Hünenberg, 07.02.2020

The canton of Zug is planning two nature paradises

Ponds are to be created in Unterhünenberg to promote biodiversity. The possibility of also creating a water storage option will also be investigated.

Stagnant water may seem unsavoury to people. For some animal species, however, this is nothing less than a paradise on earth. For frogs and toads, for example. But the problem here is that there are not many of these paradises left. Two such areas will now be created in the Schachenwiti in Unterhünenberg, where the cantonal Office for Space and Transport (Amt für Raum und Verkehr) plans to create ponds. The water surface area of the ponds will be 260 or 70 m2, with a depth of about 1 metre.

The soil in the Schachenwiti is very damp, and thereby ideal for standing bodies of water.

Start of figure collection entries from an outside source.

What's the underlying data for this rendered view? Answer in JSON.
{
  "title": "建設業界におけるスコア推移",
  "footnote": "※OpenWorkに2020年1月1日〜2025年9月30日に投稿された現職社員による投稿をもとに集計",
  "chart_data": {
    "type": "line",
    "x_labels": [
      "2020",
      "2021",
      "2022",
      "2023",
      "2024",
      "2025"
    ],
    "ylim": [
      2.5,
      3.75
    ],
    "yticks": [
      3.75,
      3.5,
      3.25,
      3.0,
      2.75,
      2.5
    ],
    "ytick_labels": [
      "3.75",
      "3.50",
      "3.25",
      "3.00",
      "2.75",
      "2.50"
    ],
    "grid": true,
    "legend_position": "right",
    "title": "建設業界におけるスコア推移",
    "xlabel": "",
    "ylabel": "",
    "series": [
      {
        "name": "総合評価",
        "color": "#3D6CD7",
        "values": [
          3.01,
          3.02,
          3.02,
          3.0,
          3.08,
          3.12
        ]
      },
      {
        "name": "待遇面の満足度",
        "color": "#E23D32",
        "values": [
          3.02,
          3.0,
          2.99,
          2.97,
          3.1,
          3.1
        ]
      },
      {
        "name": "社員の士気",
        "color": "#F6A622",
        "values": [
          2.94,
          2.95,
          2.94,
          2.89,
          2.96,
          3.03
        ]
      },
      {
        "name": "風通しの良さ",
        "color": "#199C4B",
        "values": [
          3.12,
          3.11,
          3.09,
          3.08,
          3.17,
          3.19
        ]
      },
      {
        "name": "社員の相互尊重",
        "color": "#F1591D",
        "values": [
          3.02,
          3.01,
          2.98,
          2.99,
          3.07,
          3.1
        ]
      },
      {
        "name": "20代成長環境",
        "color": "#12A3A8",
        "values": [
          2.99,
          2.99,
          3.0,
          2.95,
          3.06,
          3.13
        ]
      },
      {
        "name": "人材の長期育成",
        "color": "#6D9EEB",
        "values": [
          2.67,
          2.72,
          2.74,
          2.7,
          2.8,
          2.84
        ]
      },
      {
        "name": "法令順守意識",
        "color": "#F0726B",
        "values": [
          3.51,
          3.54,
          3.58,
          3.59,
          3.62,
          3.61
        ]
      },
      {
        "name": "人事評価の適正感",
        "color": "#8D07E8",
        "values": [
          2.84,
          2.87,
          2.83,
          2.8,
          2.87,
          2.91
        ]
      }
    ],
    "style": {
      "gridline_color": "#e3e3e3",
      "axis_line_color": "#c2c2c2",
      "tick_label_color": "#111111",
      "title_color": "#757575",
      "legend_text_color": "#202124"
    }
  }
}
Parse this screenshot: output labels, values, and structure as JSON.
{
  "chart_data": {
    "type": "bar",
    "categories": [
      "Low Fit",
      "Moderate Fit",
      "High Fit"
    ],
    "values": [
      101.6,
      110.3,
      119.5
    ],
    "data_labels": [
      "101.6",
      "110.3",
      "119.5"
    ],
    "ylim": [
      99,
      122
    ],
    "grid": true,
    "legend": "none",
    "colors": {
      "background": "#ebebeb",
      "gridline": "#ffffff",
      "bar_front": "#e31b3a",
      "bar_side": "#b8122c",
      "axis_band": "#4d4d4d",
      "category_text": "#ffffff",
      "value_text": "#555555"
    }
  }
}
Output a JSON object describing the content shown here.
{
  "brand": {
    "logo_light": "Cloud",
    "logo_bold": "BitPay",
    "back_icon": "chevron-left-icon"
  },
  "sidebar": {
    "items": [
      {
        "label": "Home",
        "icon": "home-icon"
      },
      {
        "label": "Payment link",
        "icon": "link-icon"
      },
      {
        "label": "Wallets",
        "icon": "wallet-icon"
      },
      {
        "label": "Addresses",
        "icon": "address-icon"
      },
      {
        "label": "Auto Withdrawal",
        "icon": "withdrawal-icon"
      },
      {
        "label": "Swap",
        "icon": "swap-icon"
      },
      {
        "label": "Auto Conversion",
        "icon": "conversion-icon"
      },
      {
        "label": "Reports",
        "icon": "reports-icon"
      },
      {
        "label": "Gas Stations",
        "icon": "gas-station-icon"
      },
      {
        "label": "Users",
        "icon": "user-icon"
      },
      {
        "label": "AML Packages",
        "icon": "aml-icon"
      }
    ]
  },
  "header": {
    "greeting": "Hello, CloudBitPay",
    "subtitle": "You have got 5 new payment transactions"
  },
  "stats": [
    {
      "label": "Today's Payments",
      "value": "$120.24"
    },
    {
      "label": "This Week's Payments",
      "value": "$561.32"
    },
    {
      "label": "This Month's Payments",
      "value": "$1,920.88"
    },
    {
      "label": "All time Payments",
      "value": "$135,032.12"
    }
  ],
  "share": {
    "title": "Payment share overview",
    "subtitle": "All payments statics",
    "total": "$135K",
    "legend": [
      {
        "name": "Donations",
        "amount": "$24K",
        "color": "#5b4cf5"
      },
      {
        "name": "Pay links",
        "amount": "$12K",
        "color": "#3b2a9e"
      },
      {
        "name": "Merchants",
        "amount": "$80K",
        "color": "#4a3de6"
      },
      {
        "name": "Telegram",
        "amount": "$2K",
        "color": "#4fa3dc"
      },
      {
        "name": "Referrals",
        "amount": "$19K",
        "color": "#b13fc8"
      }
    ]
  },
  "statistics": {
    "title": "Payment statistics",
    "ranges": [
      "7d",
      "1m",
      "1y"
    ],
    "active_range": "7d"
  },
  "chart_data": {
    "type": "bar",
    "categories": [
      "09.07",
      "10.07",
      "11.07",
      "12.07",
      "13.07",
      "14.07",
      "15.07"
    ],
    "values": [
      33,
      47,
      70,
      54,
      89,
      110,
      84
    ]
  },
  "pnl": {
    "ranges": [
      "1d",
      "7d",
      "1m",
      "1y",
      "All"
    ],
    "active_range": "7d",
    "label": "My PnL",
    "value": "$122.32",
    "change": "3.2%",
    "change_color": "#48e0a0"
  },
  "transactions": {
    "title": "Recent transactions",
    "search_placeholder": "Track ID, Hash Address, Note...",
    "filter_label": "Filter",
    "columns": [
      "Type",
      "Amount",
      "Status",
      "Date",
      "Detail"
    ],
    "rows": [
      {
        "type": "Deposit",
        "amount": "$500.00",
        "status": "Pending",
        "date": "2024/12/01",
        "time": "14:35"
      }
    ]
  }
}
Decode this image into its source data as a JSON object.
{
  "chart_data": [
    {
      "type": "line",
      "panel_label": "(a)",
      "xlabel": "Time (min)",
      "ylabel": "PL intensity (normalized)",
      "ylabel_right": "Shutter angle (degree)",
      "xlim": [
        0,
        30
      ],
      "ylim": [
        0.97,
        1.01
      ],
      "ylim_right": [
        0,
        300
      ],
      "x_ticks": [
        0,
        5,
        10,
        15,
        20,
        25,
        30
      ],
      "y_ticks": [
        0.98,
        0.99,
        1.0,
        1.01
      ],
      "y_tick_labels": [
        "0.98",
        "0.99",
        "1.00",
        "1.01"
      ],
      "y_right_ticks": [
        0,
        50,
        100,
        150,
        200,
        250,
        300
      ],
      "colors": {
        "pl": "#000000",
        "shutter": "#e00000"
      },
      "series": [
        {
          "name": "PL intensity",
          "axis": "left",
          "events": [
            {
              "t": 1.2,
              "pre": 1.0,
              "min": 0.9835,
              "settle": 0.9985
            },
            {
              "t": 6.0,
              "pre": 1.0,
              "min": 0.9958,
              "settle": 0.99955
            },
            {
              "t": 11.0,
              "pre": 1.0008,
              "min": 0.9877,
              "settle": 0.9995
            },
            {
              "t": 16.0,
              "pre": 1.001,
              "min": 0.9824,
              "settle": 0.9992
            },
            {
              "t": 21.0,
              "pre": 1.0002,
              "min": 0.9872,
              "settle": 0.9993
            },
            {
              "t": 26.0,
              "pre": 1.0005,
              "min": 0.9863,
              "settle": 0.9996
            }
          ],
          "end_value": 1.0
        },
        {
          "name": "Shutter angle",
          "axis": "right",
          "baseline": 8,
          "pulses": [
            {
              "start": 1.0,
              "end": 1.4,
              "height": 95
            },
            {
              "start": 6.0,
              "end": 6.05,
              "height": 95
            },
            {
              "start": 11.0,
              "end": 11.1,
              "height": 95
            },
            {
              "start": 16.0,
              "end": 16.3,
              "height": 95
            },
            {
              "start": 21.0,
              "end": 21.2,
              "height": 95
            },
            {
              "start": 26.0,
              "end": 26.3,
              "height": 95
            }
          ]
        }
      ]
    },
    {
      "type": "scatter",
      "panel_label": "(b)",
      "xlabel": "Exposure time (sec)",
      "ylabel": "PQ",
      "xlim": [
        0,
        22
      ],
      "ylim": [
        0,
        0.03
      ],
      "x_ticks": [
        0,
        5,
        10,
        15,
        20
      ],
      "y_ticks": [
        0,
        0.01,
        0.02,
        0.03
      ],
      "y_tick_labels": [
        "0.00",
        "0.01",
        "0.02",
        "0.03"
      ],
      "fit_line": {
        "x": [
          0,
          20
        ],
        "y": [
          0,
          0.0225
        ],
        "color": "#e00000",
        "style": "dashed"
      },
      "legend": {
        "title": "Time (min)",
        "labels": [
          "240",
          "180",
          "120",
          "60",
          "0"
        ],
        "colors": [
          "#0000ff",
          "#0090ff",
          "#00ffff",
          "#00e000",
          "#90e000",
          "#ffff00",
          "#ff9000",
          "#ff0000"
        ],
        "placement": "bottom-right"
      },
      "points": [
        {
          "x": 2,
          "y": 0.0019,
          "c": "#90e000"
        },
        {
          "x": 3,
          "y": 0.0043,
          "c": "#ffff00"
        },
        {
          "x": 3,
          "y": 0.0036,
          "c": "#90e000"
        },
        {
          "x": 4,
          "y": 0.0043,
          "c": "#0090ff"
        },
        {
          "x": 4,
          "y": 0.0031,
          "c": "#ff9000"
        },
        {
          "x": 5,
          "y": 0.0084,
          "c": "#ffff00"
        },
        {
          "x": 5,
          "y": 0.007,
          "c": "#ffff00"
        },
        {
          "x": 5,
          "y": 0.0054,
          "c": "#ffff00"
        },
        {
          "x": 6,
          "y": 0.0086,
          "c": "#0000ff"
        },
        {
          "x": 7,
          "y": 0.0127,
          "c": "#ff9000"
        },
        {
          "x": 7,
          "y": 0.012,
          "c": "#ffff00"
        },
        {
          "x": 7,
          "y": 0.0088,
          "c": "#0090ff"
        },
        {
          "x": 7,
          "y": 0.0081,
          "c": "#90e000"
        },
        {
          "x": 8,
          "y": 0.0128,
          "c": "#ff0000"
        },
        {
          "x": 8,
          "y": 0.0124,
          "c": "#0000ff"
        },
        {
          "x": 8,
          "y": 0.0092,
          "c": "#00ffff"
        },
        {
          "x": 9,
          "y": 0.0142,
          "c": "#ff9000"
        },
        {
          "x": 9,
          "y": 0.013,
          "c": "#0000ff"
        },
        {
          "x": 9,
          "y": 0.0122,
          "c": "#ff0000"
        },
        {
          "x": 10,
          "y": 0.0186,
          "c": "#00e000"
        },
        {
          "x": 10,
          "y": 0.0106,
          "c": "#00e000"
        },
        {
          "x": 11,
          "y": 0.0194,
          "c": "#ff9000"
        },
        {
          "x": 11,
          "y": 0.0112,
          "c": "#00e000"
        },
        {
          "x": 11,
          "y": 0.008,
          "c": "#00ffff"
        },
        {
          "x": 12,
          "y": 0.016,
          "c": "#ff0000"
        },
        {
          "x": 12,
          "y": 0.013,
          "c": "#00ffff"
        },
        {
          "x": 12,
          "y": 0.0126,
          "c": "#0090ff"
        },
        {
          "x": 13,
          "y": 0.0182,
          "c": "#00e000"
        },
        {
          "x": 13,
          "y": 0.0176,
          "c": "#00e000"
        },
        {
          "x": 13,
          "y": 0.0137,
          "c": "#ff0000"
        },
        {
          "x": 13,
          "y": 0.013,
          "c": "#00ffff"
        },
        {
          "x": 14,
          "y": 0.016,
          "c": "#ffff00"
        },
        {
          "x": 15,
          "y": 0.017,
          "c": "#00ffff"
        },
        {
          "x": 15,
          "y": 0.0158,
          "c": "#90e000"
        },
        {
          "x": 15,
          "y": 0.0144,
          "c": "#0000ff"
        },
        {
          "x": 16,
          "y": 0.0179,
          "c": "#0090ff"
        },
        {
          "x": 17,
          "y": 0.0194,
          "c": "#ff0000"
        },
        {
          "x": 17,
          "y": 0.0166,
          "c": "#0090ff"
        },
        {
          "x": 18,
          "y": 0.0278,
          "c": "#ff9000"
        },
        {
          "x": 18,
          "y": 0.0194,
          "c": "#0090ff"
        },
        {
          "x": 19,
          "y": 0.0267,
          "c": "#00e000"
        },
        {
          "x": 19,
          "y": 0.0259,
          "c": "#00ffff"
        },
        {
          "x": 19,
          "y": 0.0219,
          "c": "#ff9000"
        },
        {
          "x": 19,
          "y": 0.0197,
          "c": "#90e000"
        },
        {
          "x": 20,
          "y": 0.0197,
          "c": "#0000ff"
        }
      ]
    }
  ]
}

The location near the Chamau is characterised by its moisture. You can see that in the name ‘Schachenwiti’, because, according to the "Zug Name Book" (Zuger Namenbuch), the word ‘Schachen’ means ‘wet land, interspersed with bushes and trees, as well as smaller and larger woods, sometimes without any proximity to a body of water’. The term ‘witi’ is simply equated with ‘width’. According to Stefan Rey, the project manager responsible for species protection at the above-mentioned office, four locations in the Schachenwiti were initially examined. In the southern part, where the two ponds are planned, the groundwater was only five to ten centimetres below the surface. "An ideal place, where standing water can be created with little effort, or simply with the removal of surface material," explains Rey. The ponds were actually planned for completion by trhe coming spring. Due to the ‘delays in the building permit procedure’, however - which were not explained in more detail - the two ponds in the Schachenwiti will possibly only be created in the autumn, which is clearly after the frogs have spawned.

The Schachenwiti project also includes the construction of a slide valve, which will dam up the water from a drainage canal, and could be used to set a precedent. "We want to test how the damming of old ditches works, and whether this could help make more water available for nature in hot summers," explains Stefan Rey. He also says the canton is looking for more pond locations, with the landowners receiving financial compensation for the land made available.

Standing water is of the utmost importance for plants and animals, emphasises project manager Rey. It would not only be frogs and toads - which, according to the specialist, " enjoy a high level of acceptance among the population" - that would benefit from this, but hundreds of other species.